A preoccupare non è solo la mortalità stimata al 10%, si tratta di quasi 270mila attività ma il fatto che in un prossimo futuro a causa del momento congiunturale verrà a mancare quel fisiologico ricambio tra commercianti ed esercenti che durante le trattative permetteva di riconoscere un certo valore economico all’avviamento.
Scorrendo tra i settori, il maggiore tasso di chiusura definitiva previsto si stima vicino al 30%, sarà tra gli ambulanti e, più in generale, le micro imprese. Strutture senza dipendenti, leggere, in cui i costi fissi si aggirano intorno al 15%. Per loro già un calo del 10% del fatturato le spinge verso l’area di non sopravvivenza, in cui è conveniente cessare l’attività. Come se non bastasse gli ambulanti si sentono come degli invisibili, dei dimenticati.
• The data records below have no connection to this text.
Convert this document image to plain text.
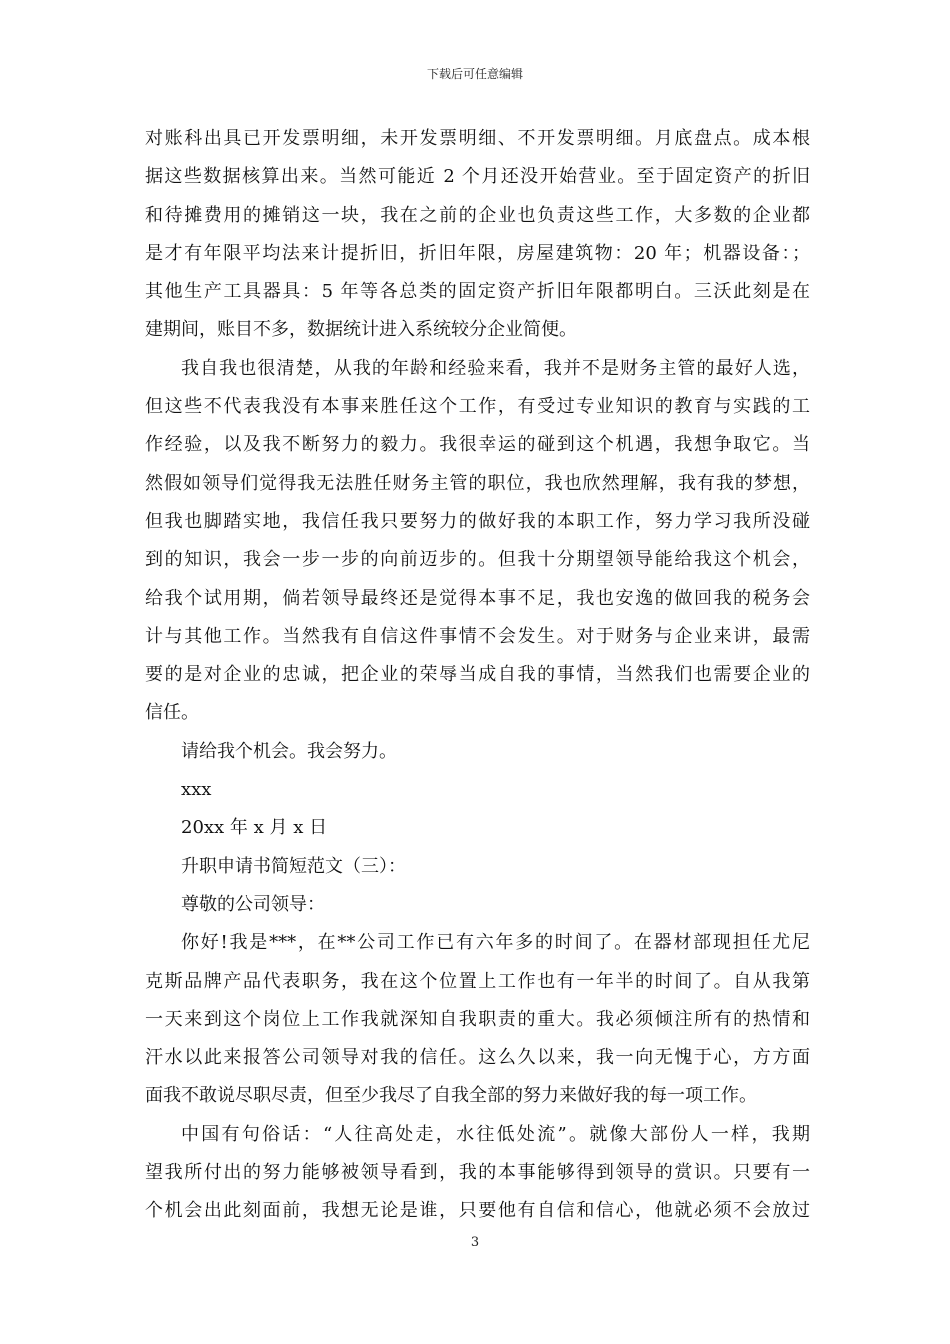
下载后可任意编辑
对账科出具已开发票明细，未开发票明细、不开发票明细。月底盘点。成本根
据这些数据核算出来。当然可能近 2 个月还没开始营业。至于固定资产的折旧
和待摊费用的摊销这一块，我在之前的企业也负责这些工作，大多数的企业都
是才有年限平均法来计提折旧，折旧年限，房屋建筑物：20 年；机器设备：；
其他生产工具器具：5 年等各总类的固定资产折旧年限都明白。三沃此刻是在
建期间，账目不多，数据统计进入系统较分企业简便。
我自我也很清楚，从我的年龄和经验来看，我并不是财务主管的最好人选，
但这些不代表我没有本事来胜任这个工作，有受过专业知识的教育与实践的工
作经验，以及我不断努力的毅力。我很幸运的碰到这个机遇，我想争取它。当
然假如领导们觉得我无法胜任财务主管的职位，我也欣然理解，我有我的梦想，
但我也脚踏实地，我信任我只要努力的做好我的本职工作，努力学习我所没碰
到的知识，我会一步一步的向前迈步的。但我十分期望领导能给我这个机会，
给我个试用期，倘若领导最终还是觉得本事不足，我也安逸的做回我的税务会
计与其他工作。当然我有自信这件事情不会发生。对于财务与企业来讲，最需
要的是对企业的忠诚，把企业的荣辱当成自我的事情，当然我们也需要企业的
信任。
请给我个机会。我会努力。
xxx
20xx 年 x 月 x 日
升职申请书简短范文（三）：
尊敬的公司领导：
你好!我是***，在**公司工作已有六年多的时间了。在器材部现担任尤尼
克斯品牌产品代表职务，我在这个位置上工作也有一年半的时间了。自从我第
一天来到这个岗位上工作我就深知自我职责的重大。我必须倾注所有的热情和
汗水以此来报答公司领导对我的信任。这么久以来，我一向无愧于心，方方面
面我不敢说尽职尽责，但至少我尽了自我全部的努力来做好我的每一项工作。
中国有句俗话：“人往高处走，水往低处流”。就像大部份人一样，我期
望我所付出的努力能够被领导看到，我的本事能够得到领导的赏识。只要有一
个机会出此刻面前，我想无论是谁，只要他有自信和信心，他就必须不会放过
3
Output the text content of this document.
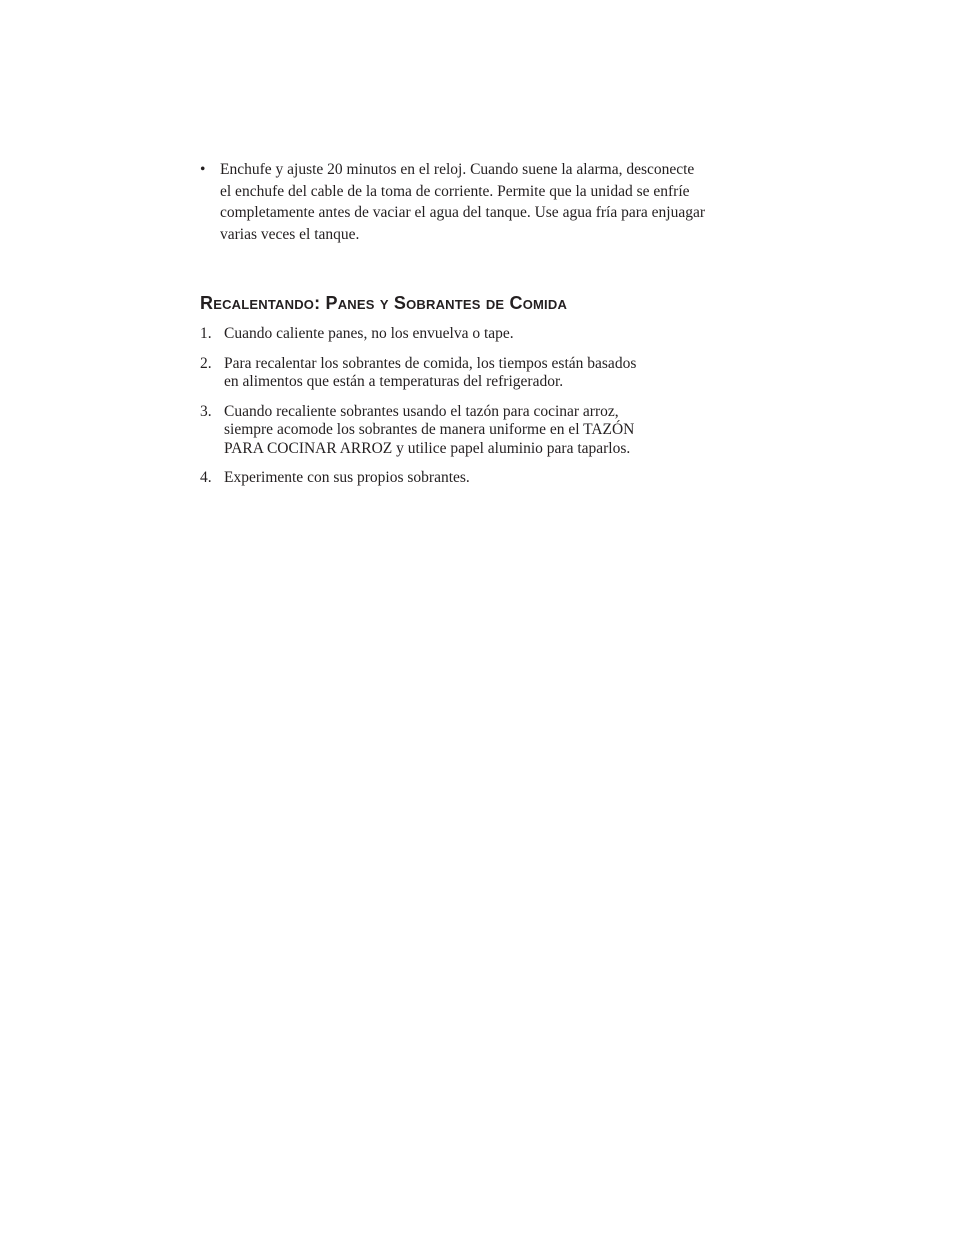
• Enchufe y ajuste 20 minutos en el reloj. Cuando suene la alarma, desconecte
el enchufe del cable de la toma de corriente. Permite que la unidad se enfríe
completamente antes de vaciar el agua del tanque. Use agua fría para enjuagar
varias veces el tanque.
Recalentando: Panes y Sobrantes de Comida
1. Cuando caliente panes, no los envuelva o tape.
2. Para recalentar los sobrantes de comida, los tiempos están basados
en alimentos que están a temperaturas del refrigerador.
3. Cuando recaliente sobrantes usando el tazón para cocinar arroz,
siempre acomode los sobrantes de manera uniforme en el TAZÓN
PARA COCINAR ARROZ y utilice papel aluminio para taparlos.
4. Experimente con sus propios sobrantes.
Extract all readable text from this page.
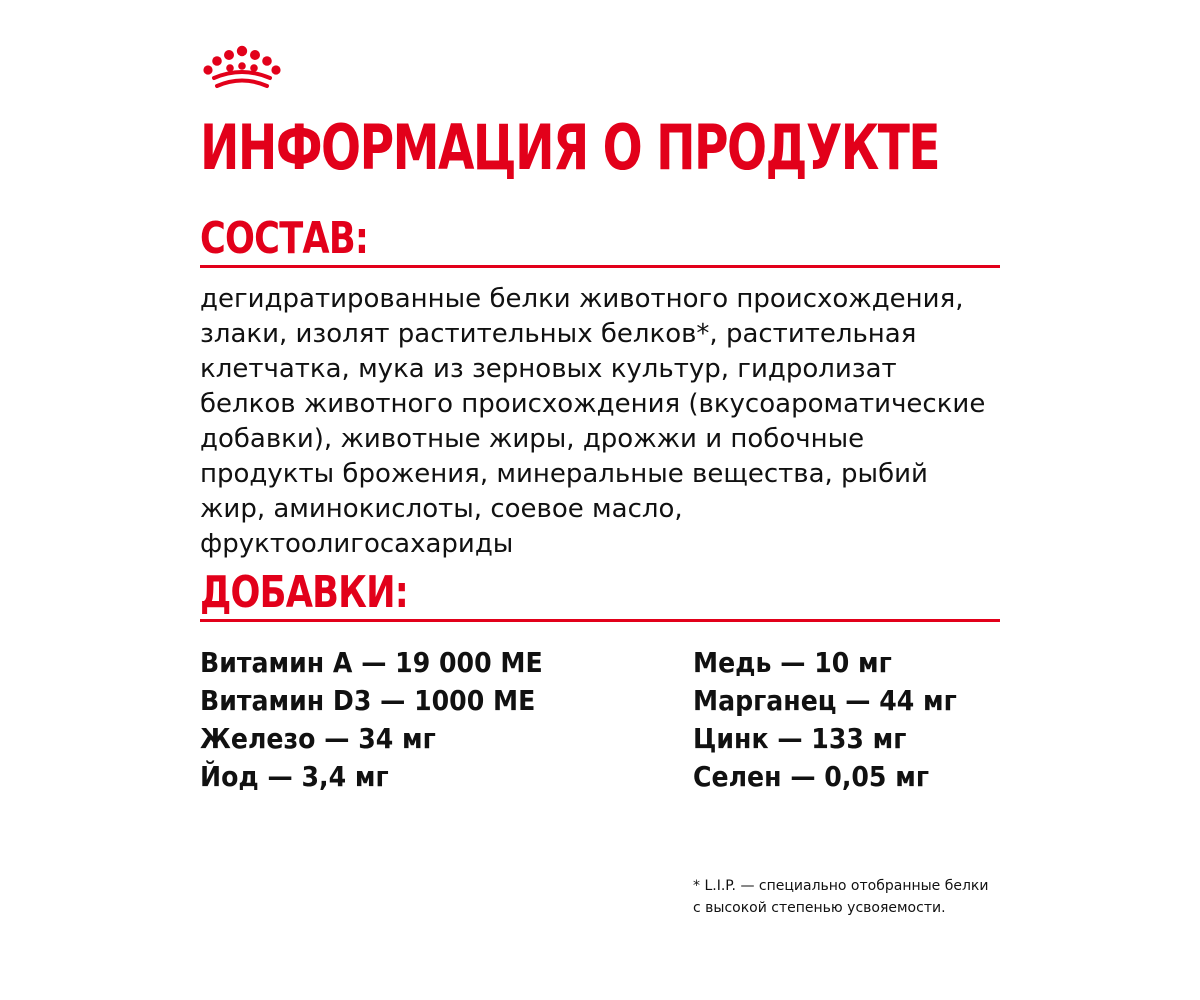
ИНФОРМАЦИЯ О ПРОДУКТЕ
СОСТАВ:

дегидратированные белки животного происхождения, злаки, изолят растительных белков*, растительная клетчатка, мука из зерновых культур, гидролизат белков животного происхождения (вкусоароматические добавки), животные жиры, дрожжи и побочные продукты брожения, минеральные вещества, рыбий жир, аминокислоты, соевое масло, фруктоолигосахариды

ДОБАВКИ:
Витамин А — 19 000 МЕ
Витамин D3 — 1000 МЕ
Железо — 34 мг
Йод — 3,4 мг
Медь — 10 мг
Марганец — 44 мг
Цинк — 133 мг
Селен — 0,05 мг

* L.I.P. — специально отобранные белки
с высокой степенью усвояемости.
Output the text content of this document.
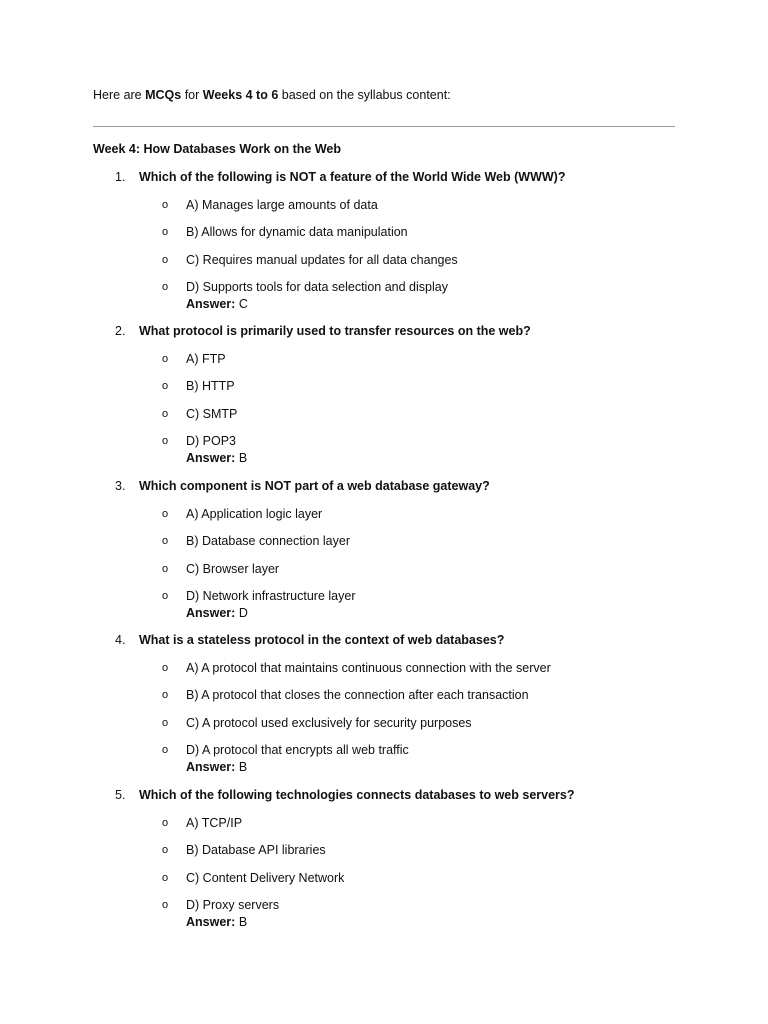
Here are MCQs for Weeks 4 to 6 based on the syllabus content:
Week 4: How Databases Work on the Web
1. Which of the following is NOT a feature of the World Wide Web (WWW)?
o A) Manages large amounts of data
o B) Allows for dynamic data manipulation
o C) Requires manual updates for all data changes
o D) Supports tools for data selection and display
Answer: C
2. What protocol is primarily used to transfer resources on the web?
o A) FTP
o B) HTTP
o C) SMTP
o D) POP3
Answer: B
3. Which component is NOT part of a web database gateway?
o A) Application logic layer
o B) Database connection layer
o C) Browser layer
o D) Network infrastructure layer
Answer: D
4. What is a stateless protocol in the context of web databases?
o A) A protocol that maintains continuous connection with the server
o B) A protocol that closes the connection after each transaction
o C) A protocol used exclusively for security purposes
o D) A protocol that encrypts all web traffic
Answer: B
5. Which of the following technologies connects databases to web servers?
o A) TCP/IP
o B) Database API libraries
o C) Content Delivery Network
o D) Proxy servers
Answer: B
A dirlo Giacomo Errico, presidente Fiva Confcommercio, perché a fine anno scadranno le concessioni di posteggio e nel decreto maggio non è prevista nessuna disposizione. Una dimenticanza che non permette di affrontare il futuro con fiducia. Così l’ombra lunga della chiusura si allunga su oltre 63mila imprese tra dettaglio a sede fissa e ambulanti, di cui meno di 38mila sarebbero micro aziende.
Non sarà risparmiato nemmeno il commercio all’ingrosso: qui le chiusure si aggireranno intorno al 10%, ben 39mila attività questa volta maggiormente strutturate sia in termini di risorse umane che di giro d’affari. Ma le perdite più consistenti si registreranno tra le professioni e nell’ambito della ristorazione dove, già in condizioni economiche normali la mortalità è tra le maggiori. Tra le micro imprese legate alla ricettività e l’ospitalità come alberghi, bar e ristoranti con la perdita di oltre il 20-30% dei ricavi salterebbe l’equilibrio economico. Qui a rischio ci sono quasi 53mila attività a cui si devono aggiungere altre 16mila tra agenzie di viaggio, attività di noleggio e servizi alle imprese. Per finire tra estetisti, barbieri e parrucchieri, uno su sette non ce la farà: si tratta di poco più di 18mila esercizi.